If your website is deemed worthy, it will be shown in search results. The better it is, the higher it will rank. Ideally, you want to be in the top three results on the first page.
There are three main parts to SEO: on-site SEO, off-site SEO, and technical SEO.
On-site SEO is about making sure your website is full of useful content that matches what people are searching for, includes engaging visuals, and is easy to navigate. This includes things like having the right keywords, organising your content well, and making sure your site is user-friendly.
Off-site SEO is about building your site’s reputation online to show your website is trusted. You can do this through backlinks (other reputable websites linking to yours) and your social media presence. Also look at ways to have your brand and business mentioned in as many online spaces as possible; it all helps build your online presence and reputation.

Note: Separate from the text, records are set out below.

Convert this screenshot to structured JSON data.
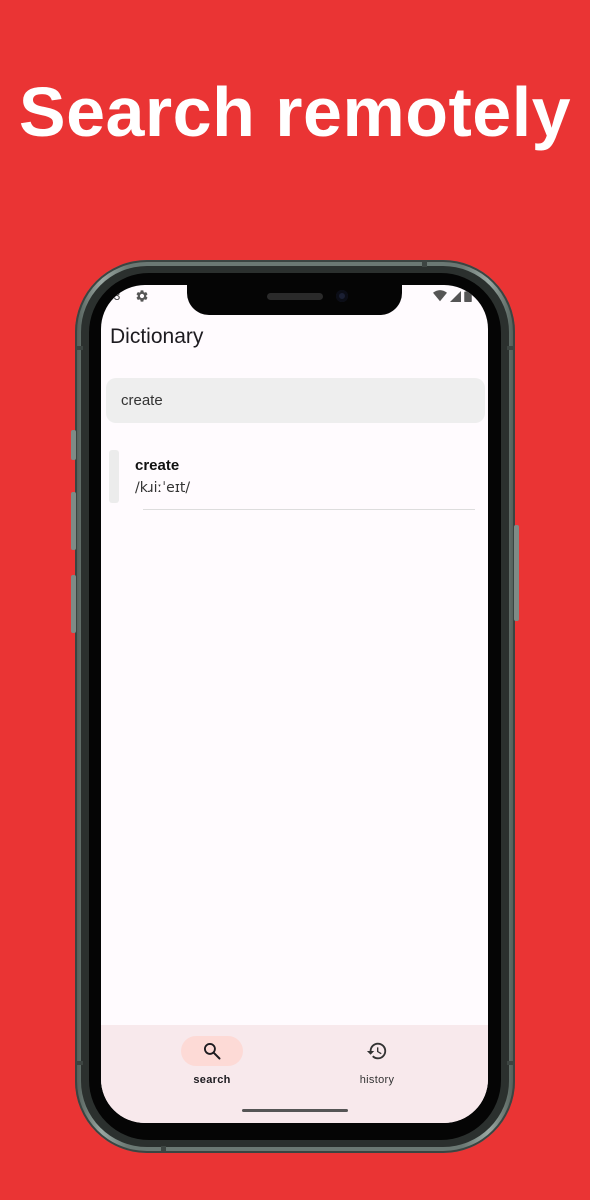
{
  "headline": "Search remotely",
  "status_bar": {
    "time": "53",
    "icons": [
      "settings-gear-icon",
      "wifi-icon",
      "cell-signal-icon",
      "battery-icon"
    ]
  },
  "app": {
    "title": "Dictionary",
    "search": {
      "value": "create"
    },
    "results": [
      {
        "word": "create",
        "phonetic": "/kɹiːˈeɪt/"
      }
    ],
    "bottom_nav": [
      {
        "label": "search",
        "icon": "search-icon",
        "selected": true
      },
      {
        "label": "history",
        "icon": "history-icon",
        "selected": false
      }
    ]
  },
  "colors": {
    "background": "#EA3434",
    "screen": "#FFFBFE",
    "nav_background": "#F8E9EC",
    "nav_selected_pill": "#FDDAD6"
  }
}
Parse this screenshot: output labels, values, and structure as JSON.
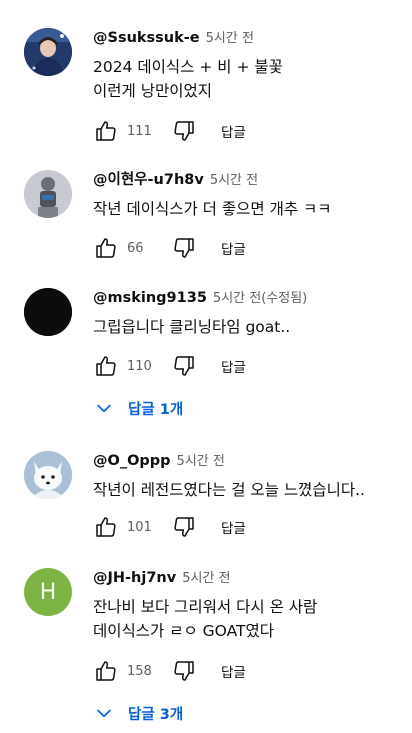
{
  "comments": [
    {
      "author": "@Ssukssuk-e",
      "time": "5시간 전",
      "lines": [
        "2024  데이식스 + 비 + 불꽃",
        "이런게 낭만이었지"
      ],
      "likes": "111",
      "reply_label": "답글",
      "avatar_icon": "photo-avatar-person-blue"
    },
    {
      "author": "@이현우-u7h8v",
      "time": "5시간 전",
      "lines": [
        "작년 데이식스가 더 좋으면 개추 ㅋㅋ"
      ],
      "likes": "66",
      "reply_label": "답글",
      "avatar_icon": "photo-avatar-figure-gray"
    },
    {
      "author": "@msking9135",
      "time": "5시간 전(수정됨)",
      "lines": [
        "그립읍니다 클리닝타임 goat.."
      ],
      "likes": "110",
      "reply_label": "답글",
      "replies": "답글 1개",
      "avatar_icon": "photo-avatar-black"
    },
    {
      "author": "@O_Oppp",
      "time": "5시간 전",
      "lines": [
        "작년이 레전드였다는 걸 오늘 느꼈습니다.."
      ],
      "likes": "101",
      "reply_label": "답글",
      "avatar_icon": "photo-avatar-arctic-fox"
    },
    {
      "author": "@JH-hj7nv",
      "time": "5시간 전",
      "lines": [
        "잔나비 보다 그리워서 다시 온 사람",
        "데이식스가 ㄹㅇ GOAT였다"
      ],
      "likes": "158",
      "reply_label": "답글",
      "replies": "답글 3개",
      "avatar_letter": "H",
      "avatar_color": "#7cb342"
    }
  ],
  "colors": {
    "link": "#065fd4",
    "secondary": "#606060",
    "primary": "#0f0f0f"
  }
}
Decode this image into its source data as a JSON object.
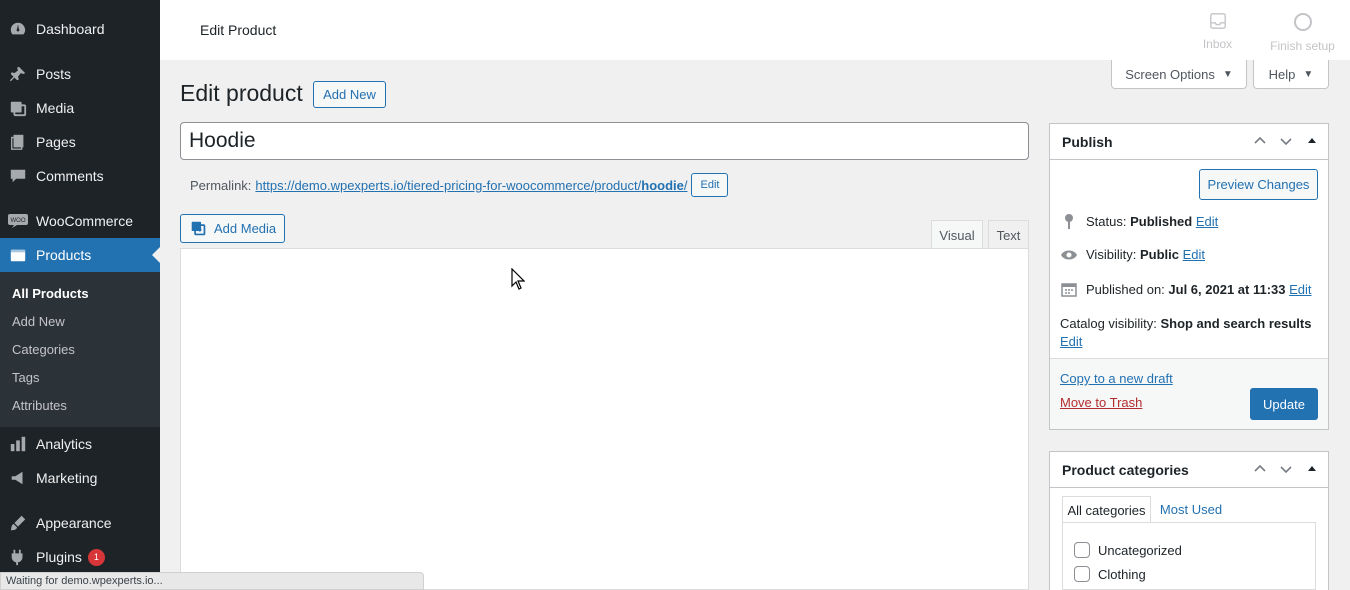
{
  "sidebar": {
    "items": [
      {
        "label": "Dashboard",
        "icon": "dashboard-icon"
      },
      {
        "label": "Posts",
        "icon": "pin-icon"
      },
      {
        "label": "Media",
        "icon": "media-icon"
      },
      {
        "label": "Pages",
        "icon": "pages-icon"
      },
      {
        "label": "Comments",
        "icon": "comment-icon"
      },
      {
        "label": "WooCommerce",
        "icon": "woo-icon"
      },
      {
        "label": "Products",
        "icon": "products-icon"
      },
      {
        "label": "Analytics",
        "icon": "analytics-icon"
      },
      {
        "label": "Marketing",
        "icon": "megaphone-icon"
      },
      {
        "label": "Appearance",
        "icon": "brush-icon"
      },
      {
        "label": "Plugins",
        "icon": "plug-icon",
        "badge": "1"
      }
    ],
    "submenu": [
      "All Products",
      "Add New",
      "Categories",
      "Tags",
      "Attributes"
    ]
  },
  "topbar": {
    "title": "Edit Product",
    "inbox": "Inbox",
    "finish_setup": "Finish setup"
  },
  "screen_options": "Screen Options",
  "help": "Help",
  "heading": "Edit product",
  "add_new": "Add New",
  "title_value": "Hoodie",
  "permalink": {
    "label": "Permalink:",
    "url_base": "https://demo.wpexperts.io/tiered-pricing-for-woocommerce/product/",
    "slug": "hoodie",
    "url_end": "/",
    "edit": "Edit"
  },
  "editor": {
    "add_media": "Add Media",
    "tab_visual": "Visual",
    "tab_text": "Text"
  },
  "publish": {
    "title": "Publish",
    "preview": "Preview Changes",
    "status_label": "Status:",
    "status_value": "Published",
    "visibility_label": "Visibility:",
    "visibility_value": "Public",
    "published_label": "Published on:",
    "published_value": "Jul 6, 2021 at 11:33",
    "catalog_label": "Catalog visibility:",
    "catalog_value": "Shop and search results",
    "edit": "Edit",
    "copy_draft": "Copy to a new draft",
    "trash": "Move to Trash",
    "update": "Update"
  },
  "categories": {
    "title": "Product categories",
    "tab_all": "All categories",
    "tab_used": "Most Used",
    "items": [
      "Uncategorized",
      "Clothing"
    ]
  },
  "statusbar": "Waiting for demo.wpexperts.io..."
}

Technical SEO is about having a solid website foundation, so that everything built on top (content, links, etc.) performs well. This is where you need to make sure your website is fast, easy to access, secure, and simple for both users and search engines to follow and understand.
SEO Tips:
Update your website regularly.
Resize your photos and videos to keep file sizes small – large files slow down your site.
Don’t copy content from other sites, duplicate content will harm your SEO.
Find other sites that can link back to yours.
Build your online presence in a number of ways, think social media, news articles, networking directories, your Google Business Profile, and customer and supplier sites etc.